Still, I find corporal punishment a terrible thing to use. Sanctioned cruelty, dispensed pain, what are we teaching children really? That violence is perfectly acceptable under certain terms? That we can be taught not to harm others and yet that teaching is irrelevant when it comes to meting out discipline? Corporal punishment creates only confused children.
What baffles me is the double standards we have for government-run schools and tahfiz. As though the very nature of the schools themselves absolve them from all wrongdoing.
The purpose of an institution does not protect it from corruption.
But giving adults with no proper moral compass absolute power over children, who are separated from their guardians, no good will come from that.
There is a general naivete among our populace, a terribly widespread magical thinking. That prayer and putting God first will ensure a peaceful life and that any hardship or tragedy is either a test or the Devil's work.
It has gotten to the point I get annoyed with the people who have nothing to offer but an “I will pray for you.”
Pray all you want, but prayer should never be an end to itself. It is an accompaniment, it follows action.
Praying for these children hurt by institutions that should be caring for them is a beginning, not an end.

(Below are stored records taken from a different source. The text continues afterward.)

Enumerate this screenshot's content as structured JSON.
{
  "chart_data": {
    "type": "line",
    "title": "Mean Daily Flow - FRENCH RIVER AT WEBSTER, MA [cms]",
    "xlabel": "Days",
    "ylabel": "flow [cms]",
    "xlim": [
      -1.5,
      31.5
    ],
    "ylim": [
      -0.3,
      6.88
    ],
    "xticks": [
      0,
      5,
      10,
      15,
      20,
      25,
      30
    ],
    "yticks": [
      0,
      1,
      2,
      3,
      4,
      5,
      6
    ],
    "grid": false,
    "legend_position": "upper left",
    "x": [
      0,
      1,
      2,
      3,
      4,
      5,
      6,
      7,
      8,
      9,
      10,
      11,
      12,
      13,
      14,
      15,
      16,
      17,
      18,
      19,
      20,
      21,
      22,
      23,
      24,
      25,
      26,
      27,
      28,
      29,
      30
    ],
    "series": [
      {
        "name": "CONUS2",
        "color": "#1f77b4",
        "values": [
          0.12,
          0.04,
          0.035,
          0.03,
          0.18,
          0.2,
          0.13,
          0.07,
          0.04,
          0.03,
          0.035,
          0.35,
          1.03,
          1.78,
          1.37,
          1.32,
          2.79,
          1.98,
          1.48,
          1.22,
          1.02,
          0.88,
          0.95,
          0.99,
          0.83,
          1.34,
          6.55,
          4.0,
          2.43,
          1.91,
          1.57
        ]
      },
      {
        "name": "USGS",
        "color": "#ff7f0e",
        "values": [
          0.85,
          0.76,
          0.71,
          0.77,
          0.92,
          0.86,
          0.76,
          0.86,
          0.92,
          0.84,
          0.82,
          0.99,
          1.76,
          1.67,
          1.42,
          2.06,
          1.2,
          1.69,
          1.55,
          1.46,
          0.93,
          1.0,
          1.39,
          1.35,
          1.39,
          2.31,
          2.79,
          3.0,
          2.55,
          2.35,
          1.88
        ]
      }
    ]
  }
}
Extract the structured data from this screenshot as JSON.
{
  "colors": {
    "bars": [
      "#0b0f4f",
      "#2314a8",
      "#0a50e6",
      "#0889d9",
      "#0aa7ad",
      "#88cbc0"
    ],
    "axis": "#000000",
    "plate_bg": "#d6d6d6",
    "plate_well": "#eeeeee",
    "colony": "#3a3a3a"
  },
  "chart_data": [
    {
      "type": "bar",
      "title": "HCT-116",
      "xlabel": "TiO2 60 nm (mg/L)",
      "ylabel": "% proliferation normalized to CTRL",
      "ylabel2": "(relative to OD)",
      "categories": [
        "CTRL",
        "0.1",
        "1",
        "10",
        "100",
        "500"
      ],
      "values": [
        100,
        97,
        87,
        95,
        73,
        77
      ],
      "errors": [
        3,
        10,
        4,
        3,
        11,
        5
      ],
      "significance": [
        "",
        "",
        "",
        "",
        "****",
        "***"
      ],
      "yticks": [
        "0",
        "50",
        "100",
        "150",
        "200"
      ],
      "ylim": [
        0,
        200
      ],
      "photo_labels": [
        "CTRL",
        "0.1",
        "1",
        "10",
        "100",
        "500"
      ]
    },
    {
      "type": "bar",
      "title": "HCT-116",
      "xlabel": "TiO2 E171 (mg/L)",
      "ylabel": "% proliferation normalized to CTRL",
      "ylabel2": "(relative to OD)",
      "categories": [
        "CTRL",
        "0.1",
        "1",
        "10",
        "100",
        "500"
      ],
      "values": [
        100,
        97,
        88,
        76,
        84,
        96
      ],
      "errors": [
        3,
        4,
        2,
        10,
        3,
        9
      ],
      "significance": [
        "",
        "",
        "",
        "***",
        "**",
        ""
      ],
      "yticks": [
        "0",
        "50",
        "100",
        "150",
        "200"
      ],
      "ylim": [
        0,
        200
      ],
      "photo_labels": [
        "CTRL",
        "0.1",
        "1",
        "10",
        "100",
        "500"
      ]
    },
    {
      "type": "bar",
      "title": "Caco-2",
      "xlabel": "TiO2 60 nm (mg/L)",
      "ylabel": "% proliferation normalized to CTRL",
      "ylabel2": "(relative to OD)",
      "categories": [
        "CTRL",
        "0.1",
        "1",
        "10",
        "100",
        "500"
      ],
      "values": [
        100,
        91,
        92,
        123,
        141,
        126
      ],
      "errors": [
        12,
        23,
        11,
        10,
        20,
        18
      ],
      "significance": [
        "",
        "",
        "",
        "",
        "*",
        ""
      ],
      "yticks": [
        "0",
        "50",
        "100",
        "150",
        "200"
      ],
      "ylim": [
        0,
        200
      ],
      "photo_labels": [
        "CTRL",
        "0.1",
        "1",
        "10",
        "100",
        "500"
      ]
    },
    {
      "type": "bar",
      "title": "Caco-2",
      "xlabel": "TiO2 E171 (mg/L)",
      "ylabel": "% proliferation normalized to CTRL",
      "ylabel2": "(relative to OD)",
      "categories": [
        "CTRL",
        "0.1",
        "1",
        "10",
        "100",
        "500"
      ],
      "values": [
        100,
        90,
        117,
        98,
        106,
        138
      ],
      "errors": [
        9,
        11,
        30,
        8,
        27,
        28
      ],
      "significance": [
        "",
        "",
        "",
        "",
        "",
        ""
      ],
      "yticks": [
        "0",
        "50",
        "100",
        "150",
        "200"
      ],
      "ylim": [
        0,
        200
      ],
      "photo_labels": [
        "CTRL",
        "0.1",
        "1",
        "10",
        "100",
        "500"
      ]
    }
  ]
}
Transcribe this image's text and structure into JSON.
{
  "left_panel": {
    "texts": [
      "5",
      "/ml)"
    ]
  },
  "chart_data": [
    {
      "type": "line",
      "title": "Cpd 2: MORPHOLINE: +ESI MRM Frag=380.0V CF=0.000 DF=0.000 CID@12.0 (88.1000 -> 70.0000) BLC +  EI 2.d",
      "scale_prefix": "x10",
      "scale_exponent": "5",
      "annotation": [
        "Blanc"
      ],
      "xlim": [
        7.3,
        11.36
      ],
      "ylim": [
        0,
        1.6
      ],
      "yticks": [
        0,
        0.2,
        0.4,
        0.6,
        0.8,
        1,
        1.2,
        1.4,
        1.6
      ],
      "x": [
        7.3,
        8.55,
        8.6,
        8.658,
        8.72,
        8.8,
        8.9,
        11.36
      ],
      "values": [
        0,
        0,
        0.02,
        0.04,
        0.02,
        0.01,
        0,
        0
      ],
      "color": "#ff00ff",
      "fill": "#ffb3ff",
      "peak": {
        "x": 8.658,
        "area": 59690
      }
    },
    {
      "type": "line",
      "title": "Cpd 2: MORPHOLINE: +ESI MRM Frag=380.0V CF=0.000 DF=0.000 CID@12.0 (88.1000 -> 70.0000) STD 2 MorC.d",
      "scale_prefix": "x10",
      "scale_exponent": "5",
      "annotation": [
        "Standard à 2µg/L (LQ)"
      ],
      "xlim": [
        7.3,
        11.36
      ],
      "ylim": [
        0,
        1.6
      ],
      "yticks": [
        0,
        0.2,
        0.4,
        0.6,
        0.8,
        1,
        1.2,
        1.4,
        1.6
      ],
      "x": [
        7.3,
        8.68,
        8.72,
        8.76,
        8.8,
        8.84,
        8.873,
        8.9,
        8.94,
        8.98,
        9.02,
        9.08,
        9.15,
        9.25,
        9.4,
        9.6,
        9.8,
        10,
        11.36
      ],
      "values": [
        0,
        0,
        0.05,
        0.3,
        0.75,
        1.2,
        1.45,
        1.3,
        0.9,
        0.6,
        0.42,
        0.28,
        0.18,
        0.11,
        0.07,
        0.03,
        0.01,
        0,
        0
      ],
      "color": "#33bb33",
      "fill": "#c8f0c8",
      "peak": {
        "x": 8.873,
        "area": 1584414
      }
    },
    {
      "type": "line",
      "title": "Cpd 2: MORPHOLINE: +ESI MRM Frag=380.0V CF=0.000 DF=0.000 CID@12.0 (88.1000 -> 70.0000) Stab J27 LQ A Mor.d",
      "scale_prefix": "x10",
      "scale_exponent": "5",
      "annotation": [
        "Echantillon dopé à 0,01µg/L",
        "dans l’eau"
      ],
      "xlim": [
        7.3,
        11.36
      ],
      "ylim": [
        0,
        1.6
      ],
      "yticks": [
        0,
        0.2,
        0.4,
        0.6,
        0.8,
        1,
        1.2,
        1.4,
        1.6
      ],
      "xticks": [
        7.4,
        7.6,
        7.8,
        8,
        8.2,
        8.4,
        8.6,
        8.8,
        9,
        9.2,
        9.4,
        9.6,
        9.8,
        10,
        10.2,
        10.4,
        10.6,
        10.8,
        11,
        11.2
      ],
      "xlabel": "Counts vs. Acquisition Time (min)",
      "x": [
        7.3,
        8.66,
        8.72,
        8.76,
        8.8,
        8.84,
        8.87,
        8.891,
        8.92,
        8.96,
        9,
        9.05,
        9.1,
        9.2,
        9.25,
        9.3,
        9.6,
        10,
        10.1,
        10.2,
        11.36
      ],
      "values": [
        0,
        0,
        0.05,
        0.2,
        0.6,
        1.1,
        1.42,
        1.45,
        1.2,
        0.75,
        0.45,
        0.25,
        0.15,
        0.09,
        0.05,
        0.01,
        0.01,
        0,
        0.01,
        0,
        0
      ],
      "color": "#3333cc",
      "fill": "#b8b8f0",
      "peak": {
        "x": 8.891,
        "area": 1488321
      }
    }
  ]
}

Ask the mothers what they need, what help they can be given as they tend to their hurt children. Ask the children what would help them feel safer. Money, shelter, counselling: all these things and not just a prayer.
I think we need to start learning to ask, in the aftermath of tragedies, what can I do?
All the prayer in the world can't fix all our broken children.
* This is the personal opinion of the columnist.